Both a strength and limitation of our study is our focus on oxygen levels as separate from other flight exposures. An Airliner Cabin Environment Research report demonstrated substantial oxygen desaturation among these participants during flight conditions, with approximately half of participants exhibiting moderate hypoxia (desaturation to 90% or below), and most participants experiencing mild to moderate hypoxia (desaturation to 95% or below)13. Focusing on a specific exposure is a strength that helps elucidate our understanding of a driver of physiologic effects in flight. Altitude-induced hypoxia is known to acutely increase heart rate, stroke volume, and coronary blood flow but it does not appear to cause arrhythmias unless the ascent results in acute mountain sickness26. Heart rate, stroke volume, and coronary blood flow do gradually decrease to pre-ascent levels over a period of 2 to 10 days26. However it is important to note that these observations were made on ascents to high altitude that were more gradual than the ascents made during commercial flight. Moreover, flights are shorter periods of time than the 2- to 10-day period during which these metrics decrease. Learning more about physiological responses to flight conditions is necessary given the confluence of many stressors during flight. These stressors include circadian disruption which may cause arrhythmias27, noise, chemicals such as jet fuel and engine exhaust, and the psychological stress of flying which may causes arrhythmias as well28.

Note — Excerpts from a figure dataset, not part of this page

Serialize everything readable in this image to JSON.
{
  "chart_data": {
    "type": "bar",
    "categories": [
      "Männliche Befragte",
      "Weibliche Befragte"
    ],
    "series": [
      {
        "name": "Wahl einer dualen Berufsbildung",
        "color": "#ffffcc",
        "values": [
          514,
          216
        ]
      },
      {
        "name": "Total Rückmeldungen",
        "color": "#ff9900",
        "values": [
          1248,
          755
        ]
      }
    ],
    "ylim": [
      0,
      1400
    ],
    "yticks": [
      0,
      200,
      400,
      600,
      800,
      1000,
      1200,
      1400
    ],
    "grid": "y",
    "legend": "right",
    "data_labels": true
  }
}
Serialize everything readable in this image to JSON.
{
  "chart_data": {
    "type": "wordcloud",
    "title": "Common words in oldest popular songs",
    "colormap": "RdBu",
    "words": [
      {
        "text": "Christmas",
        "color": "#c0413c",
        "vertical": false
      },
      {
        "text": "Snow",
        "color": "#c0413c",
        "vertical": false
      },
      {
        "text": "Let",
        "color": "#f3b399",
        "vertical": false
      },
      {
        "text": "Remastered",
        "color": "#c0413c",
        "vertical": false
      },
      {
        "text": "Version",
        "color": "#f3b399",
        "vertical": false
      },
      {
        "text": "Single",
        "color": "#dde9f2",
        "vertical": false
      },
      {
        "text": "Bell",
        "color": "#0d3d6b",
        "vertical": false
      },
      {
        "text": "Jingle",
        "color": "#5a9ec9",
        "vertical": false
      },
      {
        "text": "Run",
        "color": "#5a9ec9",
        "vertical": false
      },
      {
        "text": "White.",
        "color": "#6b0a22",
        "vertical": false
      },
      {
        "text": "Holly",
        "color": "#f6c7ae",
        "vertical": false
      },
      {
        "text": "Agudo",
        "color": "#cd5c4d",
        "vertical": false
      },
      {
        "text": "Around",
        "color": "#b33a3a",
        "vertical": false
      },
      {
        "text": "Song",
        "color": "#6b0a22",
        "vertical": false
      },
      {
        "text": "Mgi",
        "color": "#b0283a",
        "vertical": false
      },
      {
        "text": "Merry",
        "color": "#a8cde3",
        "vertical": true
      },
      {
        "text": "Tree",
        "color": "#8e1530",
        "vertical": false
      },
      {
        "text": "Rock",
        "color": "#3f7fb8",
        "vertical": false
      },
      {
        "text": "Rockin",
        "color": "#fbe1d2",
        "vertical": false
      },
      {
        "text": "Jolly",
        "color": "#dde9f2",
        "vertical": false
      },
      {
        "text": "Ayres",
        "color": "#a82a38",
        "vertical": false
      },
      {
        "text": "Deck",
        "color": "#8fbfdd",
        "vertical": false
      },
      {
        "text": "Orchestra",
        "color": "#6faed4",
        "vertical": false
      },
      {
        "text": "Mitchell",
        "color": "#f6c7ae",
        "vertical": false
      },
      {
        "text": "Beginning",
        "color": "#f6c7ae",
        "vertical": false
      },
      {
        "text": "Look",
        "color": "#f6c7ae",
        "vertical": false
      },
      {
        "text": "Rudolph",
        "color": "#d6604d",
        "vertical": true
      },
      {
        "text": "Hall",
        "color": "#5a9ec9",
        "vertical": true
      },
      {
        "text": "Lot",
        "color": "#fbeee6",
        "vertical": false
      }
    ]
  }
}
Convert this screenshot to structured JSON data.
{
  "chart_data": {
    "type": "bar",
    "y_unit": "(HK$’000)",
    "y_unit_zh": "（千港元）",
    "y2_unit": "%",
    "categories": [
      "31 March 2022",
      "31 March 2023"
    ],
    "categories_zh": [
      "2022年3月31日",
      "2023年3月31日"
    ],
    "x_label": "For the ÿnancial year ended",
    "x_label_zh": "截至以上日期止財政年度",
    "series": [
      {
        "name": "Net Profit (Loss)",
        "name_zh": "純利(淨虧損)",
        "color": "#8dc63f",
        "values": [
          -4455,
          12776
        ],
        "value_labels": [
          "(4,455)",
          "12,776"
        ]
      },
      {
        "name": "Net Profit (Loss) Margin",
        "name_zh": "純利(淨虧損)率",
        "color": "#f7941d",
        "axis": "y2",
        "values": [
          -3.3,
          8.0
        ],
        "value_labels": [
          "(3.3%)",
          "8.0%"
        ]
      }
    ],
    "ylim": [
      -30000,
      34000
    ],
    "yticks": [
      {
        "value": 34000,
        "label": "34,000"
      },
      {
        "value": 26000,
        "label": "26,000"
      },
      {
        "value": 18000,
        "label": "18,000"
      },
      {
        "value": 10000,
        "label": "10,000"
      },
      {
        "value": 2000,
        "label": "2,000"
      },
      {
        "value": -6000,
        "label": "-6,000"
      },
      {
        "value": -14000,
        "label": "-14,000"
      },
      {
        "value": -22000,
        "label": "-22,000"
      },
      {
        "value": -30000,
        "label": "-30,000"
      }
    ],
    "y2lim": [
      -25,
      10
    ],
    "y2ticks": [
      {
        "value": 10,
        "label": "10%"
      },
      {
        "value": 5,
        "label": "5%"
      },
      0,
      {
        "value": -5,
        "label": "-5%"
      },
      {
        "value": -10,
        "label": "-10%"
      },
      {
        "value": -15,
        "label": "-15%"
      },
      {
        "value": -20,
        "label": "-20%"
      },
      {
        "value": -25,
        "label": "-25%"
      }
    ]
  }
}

The Aerospace Medical Association recommends research into the effects of mild hypoxia for passengers and crew29. Larger chamber studies with more statistical power, real-time study of flight through wearable sensors and apps, and comprehensively examining cardiac and respiratory indices are necessary. The effects of flight exposures on acute cardiovascular events have not been well studied, yet passengers are being exposed to flights of increasing duration30. Recent evidence also suggests a possible increased risk in cardiac disorders amongst those previously infected with SARS-CoV-231.

Conclusion

In light of the Aerospace Medical Association recommendations, increasingly at-risk passengers, and our study’s findings, more research is necessary to better understand associations between flight, arrhythmias, and cardiovascular risk and to inform medical, public health, and airplane design guidelines regarding protections for passengers and crew. Our findings will guide research regarding cardiovascular effects of flight that elucidate relationships between flight, arrhythmias, cardiac events, and hypoxic pathways. Finally, our study utilized a cabin altitude of 7000 feet. While newer aircraft are capable of pressurizing the cabin to altitudes at or below this mark, the vast majority of commercial aircraft in service cannot. Future studies, conducted at lower altitudes, are therefore warranted to identify a safer margin for better protecting the health of susceptible passengers.